Em junho passado, com base em laudos psiquiátricos, o juiz Bruno Savino, da 3ª Vara Federal de Juiz de Fora, concluiu que Adélio Bispo é “inimputável” (ou seja, não pode responder por seus atos) por ser portador de transtorno mental. Na sequência, o magistrado também decidiu por “absolvição imprópria” (que o réu é culpado, mas não tem capacidade de entender o que fez) e determinou a permanência no presídio federal de Campo Grande, por tempo indeterminado, devendo passar por nova avaliação psiquiátrica após três anos.


Familiares de Adélio Bispo, que moram em Montes Claros, no Norte de Minas, reclamam que passado um ano, não conseguiram nenhum contato com ele e que também não têm condições para custear as despesas de viagem para visitá-lo na capital do Mato Grosso do Sul. Eles alegam que enfrentam dificuldades com a pobreza. Informam que durante um ano acompanharam notícias do parente distante somente pela televisão e pela internet. Fora isso, só receberam informações de Adelio por meio de uma carta, escrita por ele, de próprio cunho, em maio passado.
Mesmo assim, ainda não tiveram condições de responder a carta e atender pedidos feitos por meio da correspondência.

“Para gente é triste demais, principalmente, por causa da distância que ele (Adélio) está. A gente não tem notícia nenhuma sobre o que está acontecendo. Mal recebemos informação pela mídia. E só. Não temos contato com ele por telefone. O único contato (sic) que a gente com ele foi (por) essa carta que ele mandou. O resto só pela mídia mesmo”, disse o irmão mais velho de Adelio, ao receber a reportagem do Estado de Minas, ontem, na casa da família, em um bairro carente, afastado do centro de Montes Claros.

Aldeir afirma que, passado um ano, até hoje, não consegue compreender porque o irmão cometeu contra a vida de Bolsonaro.
“Eu não esperava nunca que ele (Adelio) tivesse essa coragem de fazer (o atentado) porque ele nunca foi uma pessoa agressiva. Então, pra gente, foi um choque muito grande ele ter cometido uma loucura dessa. Eu queria perguntar para ele porque ele fez isso”, diz o ex-carregador de caminhão.

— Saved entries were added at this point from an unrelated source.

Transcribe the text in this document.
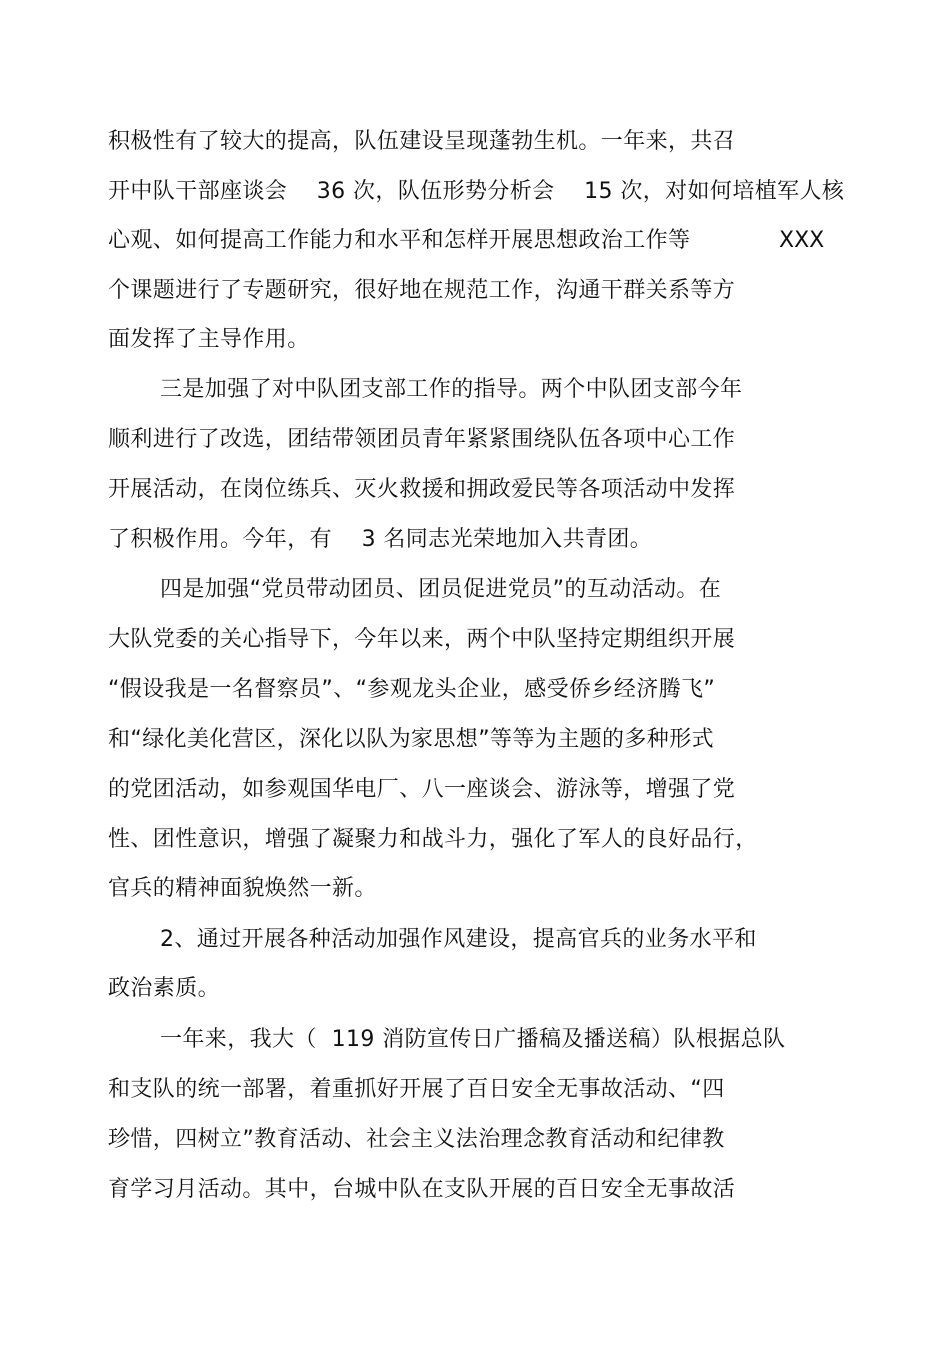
积极性有了较大的提高，队伍建设呈现蓬勃生机。一年来，共召
开中队干部座谈会    36 次，队伍形势分析会    15 次，对如何培植军人核
心观、如何提高工作能力和水平和怎样开展思想政治工作等	XXX
个课题进行了专题研究，很好地在规范工作，沟通干群关系等方
面发挥了主导作用。
三是加强了对中队团支部工作的指导。两个中队团支部今年
顺利进行了改选，团结带领团员青年紧紧围绕队伍各项中心工作
开展活动，在岗位练兵、灭火救援和拥政爱民等各项活动中发挥
了积极作用。今年，有    3 名同志光荣地加入共青团。
四是加强“党员带动团员、团员促进党员”的互动活动。在
大队党委的关心指导下，今年以来，两个中队坚持定期组织开展
“假设我是一名督察员”、“参观龙头企业，感受侨乡经济腾飞”
和“绿化美化营区，深化以队为家思想”等等为主题的多种形式
的党团活动，如参观国华电厂、八一座谈会、游泳等，增强了党
性、团性意识，增强了凝聚力和战斗力，强化了军人的良好品行，
官兵的精神面貌焕然一新。
2、通过开展各种活动加强作风建设，提高官兵的业务水平和
政治素质。
一年来，我大（  119 消防宣传日广播稿及播送稿）队根据总队
和支队的统一部署，着重抓好开展了百日安全无事故活动、“四
珍惜，四树立”教育活动、社会主义法治理念教育活动和纪律教
育学习月活动。其中，台城中队在支队开展的百日安全无事故活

Ele reclama que, além da pobreza, sofre com problemas cardíacos e de diabetes e por isso, está desempregado há quatro anos, sem condições de trabalhar. Por lado, ressalta o ato de Adelio contraria a cultura de paz e honestidade da família. “Somos humildes e não temos condições financeiras, mas, graças a Deus, somos todos do bem. Já foi na cadeia somente para visitar uma pessoa”, sustenta.


Recusa


Aldeir Ramos disse que Adélio Bispo, que aos 17 anos deixou a casa da família em Montes Claros, sempre foi um “cara alegre e trabalhador” e que já exerceu as funções de servente de pedreiro e garçon. “Ele nunca foi uma pessoa de farra e frequentava a igreja”, lembra. O ex-chapa de caminhão conta que quatro meses antes de esfaquear o então candidato a presidente em Juiz de Fora, Adelio visitou a família em Montes Claros e apresentou um comportamento estanho que chamou atenção dos seus parentes.
“Ele conversava muito sozinho. Ele ia ver televisão e ficava muito nervoso, principalmente, com esse “negócio” de política. Eu nunca tinha visto ele daquele jeito”, recorda o irmão de Adelio.

Aldeir disse que, na ocasião, uma irmã dele, Maria das Graças Oliveira, recomendou que Adelio procurasse um tratamento psiquiátrico. “Ela disse pra ele: “moço, você tem que fazer um tratamento. Você não bem de cabeça não. Você está “meio” (sic) doido. Mas, aí, ele (Adelio) não aceitou e disse: quem tem que internar são vocês”, relatou o morador de Montes Claros.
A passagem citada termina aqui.